Compact Discs (CDs) are a convenient and inexpensive way to store music, photos, data and other media. They're also very durable, but accidents can and do occur, leading to a cracked CD. Unfortunately, there is no way to permanently repair a CD. Once it's broken, the CD cannot be restored to its original condition and the CD will be at risk of fracturing completely due to the high speed at which the CD spins in the CD player. This can permanently damage the CD player as well. But in many cases, it is possible to repair a cracked CD so that the data can be retrieved and burned onto a new disc, though there is a risk that the CD player will be irreparably damaged. The more significant the crack, the higher the risk the CD will break apart in the CD player. So it's vital that one proceeds with caution when repairing and using a cracked CD.
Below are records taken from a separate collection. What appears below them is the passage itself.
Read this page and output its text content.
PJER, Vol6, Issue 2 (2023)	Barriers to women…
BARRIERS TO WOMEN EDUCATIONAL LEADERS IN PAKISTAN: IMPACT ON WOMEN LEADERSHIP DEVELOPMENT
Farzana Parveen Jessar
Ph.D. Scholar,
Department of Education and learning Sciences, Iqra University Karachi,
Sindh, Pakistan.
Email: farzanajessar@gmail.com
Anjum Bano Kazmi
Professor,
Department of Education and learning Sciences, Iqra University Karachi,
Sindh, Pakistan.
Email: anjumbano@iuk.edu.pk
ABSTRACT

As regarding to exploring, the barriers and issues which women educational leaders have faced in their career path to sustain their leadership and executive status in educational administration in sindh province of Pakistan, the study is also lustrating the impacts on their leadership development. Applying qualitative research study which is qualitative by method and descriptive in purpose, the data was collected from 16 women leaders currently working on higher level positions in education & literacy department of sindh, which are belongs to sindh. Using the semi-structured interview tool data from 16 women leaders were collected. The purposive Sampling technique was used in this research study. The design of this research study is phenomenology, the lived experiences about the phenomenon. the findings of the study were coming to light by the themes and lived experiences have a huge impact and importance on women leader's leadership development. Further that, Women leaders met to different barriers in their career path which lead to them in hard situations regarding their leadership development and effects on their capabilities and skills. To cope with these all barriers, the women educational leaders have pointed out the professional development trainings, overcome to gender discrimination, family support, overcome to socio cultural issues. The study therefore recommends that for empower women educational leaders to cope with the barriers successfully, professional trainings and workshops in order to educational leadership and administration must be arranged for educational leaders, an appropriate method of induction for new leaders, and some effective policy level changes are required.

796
Gently flatten the CD and align the edges of the crack. Sometimes, when the CD cracks, the edges at the fracture will move up or down slightly. Do this slowly to avoid fracturing the CD further.
Place the CD on a paper towel, shiny side down, atop a flat surface like a table or counter.
Retrieve a circular CD-shaped adhesive label and remove the backing to expose the adhesive side of the label.
Double check that the two edges of the cracked are still properly aligned before applying the label.
Apply the CD-shaped adhesive label to the non-shiny side of the cracked CD, smoothing it onto the CD as it's applied to prevent air bubbles.
Rub the label at the point where the crack is located to ensure good adhesion to the CD at this location.
Apply CD scratch remover to the shiny side of the CD by applying the compound onto a paper towel and using a circular motion to apply the scratch remover to the CD. There will be some loss of data at the point of the crack, but scratch remover can help to lessen the data loss by creating a smoother surface that's more easily read by the "eye" in the CD player.
Use a lint-free buffer cloth to polish the CD also using a circular motion. This will remove excess scratch remover from the shiny side of the CD.
Things You'll Need
Circular CD-Shaped CD label
CD scratch remover
Lint-Free buffing cloth
Flat surface like a table or counter
If a CD-shaped label is not available, clear packing tape can be used instead. But a piece of tape of the exact same size must be placed on the other side of the CD (i.e., if you place a piece of tape on the right side of the CD, a piece of tape of the same size should be placed on the left side of the CD as well). This will improve its balance inside the CD player and reduce its chances of fracturing.
Even after repairs, there is a good chance that the cracked CD will fracture and permanently damage the CD player. Once the cracked CD is repaired, attempt to retrieve the data and burn it onto a new blank CD. Do not try to use home remedies like toothpaste in place of CD scratch remover. Toothpaste may work with minor scratches, but the damage associated with a crack requires a heavy-duty scratch remover.